If you think you know the answer make the jump and see if you’re right.
Yesterday we went looking for Cougars of all stripes, and boy did you find some cool cats. You know, when it was introduced back in 1967 the Cougar was little more than a fancy Mustang. That was alright with everybody because who wouldn’t like a fancy Mustang? While sharing the basic Falcon-derived platform with its Ford cousin, the Cougar did not share any bodywork. Instead of the wide, gaping mouth of the Mustang, the new Cougar had a split grille with hidden lights and a prominent central prow.
In the back, Mercury’s cat further differentiated itself from the Mustang both in style and feature. Back where the Mustang had its by now iconic pair of three-segment tail lights, the Cougar had an amazing and futuristic band of lamps that would operate in sequence inside to out. This had previously appeared on the Thunderbird, but was the first time so fancy a feature would be used on a more plebeian ride.
It was an amazing feature and the most entertaining take on the turn signal since the trafficator, and people love fun stuff like that. In a nod to the past, and the passed, the current Ford Mustang adopts a sequential turn indicator for its traditional three-lamp units. That’s obviously operated today by one of the many computers the modern Mustang carries, but back when the feature first appeared on the Cougar (and Ford Thunderbird) it was via a far more mechanical method.
From Cougars Unlimited:
This article covers troubleshooting 1967-1968 Mercury Cougar sequential turn signals. While most the information has been acquired through experience on a 1968 model, the ideas can be applied when servicing a 1967 model too. This information is also applicable to 1967-early 1969 T-Birds as they share the same basic design.
The turn signal system has five electro-mechanical parts: the turn signal switch, (located in the steering column), a turn signal relay (located under the dash), a directional relay, an emergency relay, and a motor-driven sequencer (located in the driver’s side trunk under the mat or behind the backseat in T-Birds). The 1967 system also has an emergency relay and a turn indicator relay under the dash. The most failure prone parts are the mechanical sequencer, the turn signal switch, and the emergency relay in the trunk. Circuit diagrams may be found in the appropriate year factory shop manual.

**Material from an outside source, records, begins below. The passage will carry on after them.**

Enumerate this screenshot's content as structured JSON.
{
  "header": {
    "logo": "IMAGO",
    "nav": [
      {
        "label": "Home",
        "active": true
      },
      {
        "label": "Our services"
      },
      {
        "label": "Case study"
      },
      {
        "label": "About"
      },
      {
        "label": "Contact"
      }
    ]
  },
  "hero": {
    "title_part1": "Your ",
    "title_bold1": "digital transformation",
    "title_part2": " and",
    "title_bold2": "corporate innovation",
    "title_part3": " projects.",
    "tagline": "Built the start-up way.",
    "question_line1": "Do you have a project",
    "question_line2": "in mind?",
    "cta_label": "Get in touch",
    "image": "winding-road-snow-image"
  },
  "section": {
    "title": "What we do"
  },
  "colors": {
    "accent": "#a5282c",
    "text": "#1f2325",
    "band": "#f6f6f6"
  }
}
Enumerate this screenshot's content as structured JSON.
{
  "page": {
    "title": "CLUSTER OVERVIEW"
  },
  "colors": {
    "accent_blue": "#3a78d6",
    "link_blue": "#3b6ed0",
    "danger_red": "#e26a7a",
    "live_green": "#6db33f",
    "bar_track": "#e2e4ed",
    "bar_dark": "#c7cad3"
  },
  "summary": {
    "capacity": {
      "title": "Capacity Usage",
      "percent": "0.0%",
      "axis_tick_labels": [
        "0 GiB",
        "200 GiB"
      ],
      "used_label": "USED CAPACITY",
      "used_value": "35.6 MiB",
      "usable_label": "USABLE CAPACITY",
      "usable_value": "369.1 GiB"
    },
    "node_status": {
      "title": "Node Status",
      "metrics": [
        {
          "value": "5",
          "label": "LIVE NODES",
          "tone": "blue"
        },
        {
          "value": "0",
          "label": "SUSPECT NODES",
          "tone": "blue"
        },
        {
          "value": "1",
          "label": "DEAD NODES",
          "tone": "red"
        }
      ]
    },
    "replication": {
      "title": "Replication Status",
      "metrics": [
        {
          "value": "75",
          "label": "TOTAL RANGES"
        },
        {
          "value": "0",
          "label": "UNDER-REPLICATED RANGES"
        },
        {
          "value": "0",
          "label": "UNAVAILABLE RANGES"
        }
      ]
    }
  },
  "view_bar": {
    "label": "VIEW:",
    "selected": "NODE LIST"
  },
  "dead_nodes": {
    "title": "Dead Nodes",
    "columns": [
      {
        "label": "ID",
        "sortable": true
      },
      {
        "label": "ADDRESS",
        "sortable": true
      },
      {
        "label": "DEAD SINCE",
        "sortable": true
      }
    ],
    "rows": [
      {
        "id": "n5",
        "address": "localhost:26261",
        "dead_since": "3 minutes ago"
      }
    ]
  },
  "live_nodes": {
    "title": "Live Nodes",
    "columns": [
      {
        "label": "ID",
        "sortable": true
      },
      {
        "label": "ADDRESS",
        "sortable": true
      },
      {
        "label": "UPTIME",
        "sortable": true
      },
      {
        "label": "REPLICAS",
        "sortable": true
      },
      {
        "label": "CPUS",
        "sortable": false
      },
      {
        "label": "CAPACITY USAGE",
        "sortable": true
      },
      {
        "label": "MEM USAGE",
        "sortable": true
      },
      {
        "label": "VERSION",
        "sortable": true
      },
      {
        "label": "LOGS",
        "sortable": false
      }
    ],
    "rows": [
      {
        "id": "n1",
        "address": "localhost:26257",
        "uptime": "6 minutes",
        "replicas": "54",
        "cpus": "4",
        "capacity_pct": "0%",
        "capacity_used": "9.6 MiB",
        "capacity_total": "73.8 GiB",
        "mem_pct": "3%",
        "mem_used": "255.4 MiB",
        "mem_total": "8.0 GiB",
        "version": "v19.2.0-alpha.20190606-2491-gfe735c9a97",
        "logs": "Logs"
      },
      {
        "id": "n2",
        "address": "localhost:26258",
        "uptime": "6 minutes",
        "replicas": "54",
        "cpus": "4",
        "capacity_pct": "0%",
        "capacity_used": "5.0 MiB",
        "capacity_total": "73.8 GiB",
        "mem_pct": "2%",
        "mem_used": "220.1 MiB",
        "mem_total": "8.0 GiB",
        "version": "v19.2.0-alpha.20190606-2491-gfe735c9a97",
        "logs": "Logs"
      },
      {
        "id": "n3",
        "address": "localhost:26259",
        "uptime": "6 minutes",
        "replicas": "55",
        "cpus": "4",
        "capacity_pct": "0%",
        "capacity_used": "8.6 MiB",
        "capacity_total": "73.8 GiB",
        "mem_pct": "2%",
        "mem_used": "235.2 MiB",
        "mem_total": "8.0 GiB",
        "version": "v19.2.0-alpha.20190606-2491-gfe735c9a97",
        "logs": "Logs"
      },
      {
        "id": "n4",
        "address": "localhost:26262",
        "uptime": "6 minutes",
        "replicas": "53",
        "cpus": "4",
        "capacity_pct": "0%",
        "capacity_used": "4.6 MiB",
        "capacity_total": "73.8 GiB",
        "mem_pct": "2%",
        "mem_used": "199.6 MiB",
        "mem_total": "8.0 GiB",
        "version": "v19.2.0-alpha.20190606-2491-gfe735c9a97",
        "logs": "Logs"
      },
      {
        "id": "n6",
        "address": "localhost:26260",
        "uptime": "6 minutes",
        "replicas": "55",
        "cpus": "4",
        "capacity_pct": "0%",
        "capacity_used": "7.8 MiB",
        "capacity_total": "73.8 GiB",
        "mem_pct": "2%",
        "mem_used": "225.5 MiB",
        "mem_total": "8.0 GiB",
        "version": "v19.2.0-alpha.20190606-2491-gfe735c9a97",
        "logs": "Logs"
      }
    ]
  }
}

Basically, the system works as follows: when the directional lever on the turn signal switch is moved, it completes circuits that select and feed power to the corresponding bank of lights. Power for the lights is fed through the turn signal relay to the sequencer. The sequencer has three cams that, when rotated, depress switches corresponding to the inboard, center, and outboard tail lights. The power is then routed first through the emergency relay (which disconnects all but the center light if the emergency switch is on for Cougars and connects all lights together for T-Birds.) and then to the directional relay. This two-sectioned (right and left) relay routes power through to the selected bank of lights. Since brake lights are not sequenced, the directional relay allows all lights to turn on simultaneously when the brake light power feed is energized. But when the turn signal switch is actuated, the brake light power feed is disconnected and the turn signal feed is activated to allow the directional signal to override the brake lights.
So there you go, a motor turns a shaft and cams complete connections. It’s wonderfully brilliant and Rube Goldberg at the same time. Today our cars are plumbed with computers and miles of wires all allowing us a multitude of modern features at our fingertips. It’s hard to remember back when that wasn’t the case, but as the Cougar’s wonderful tail lights prove, ingenuity always wins.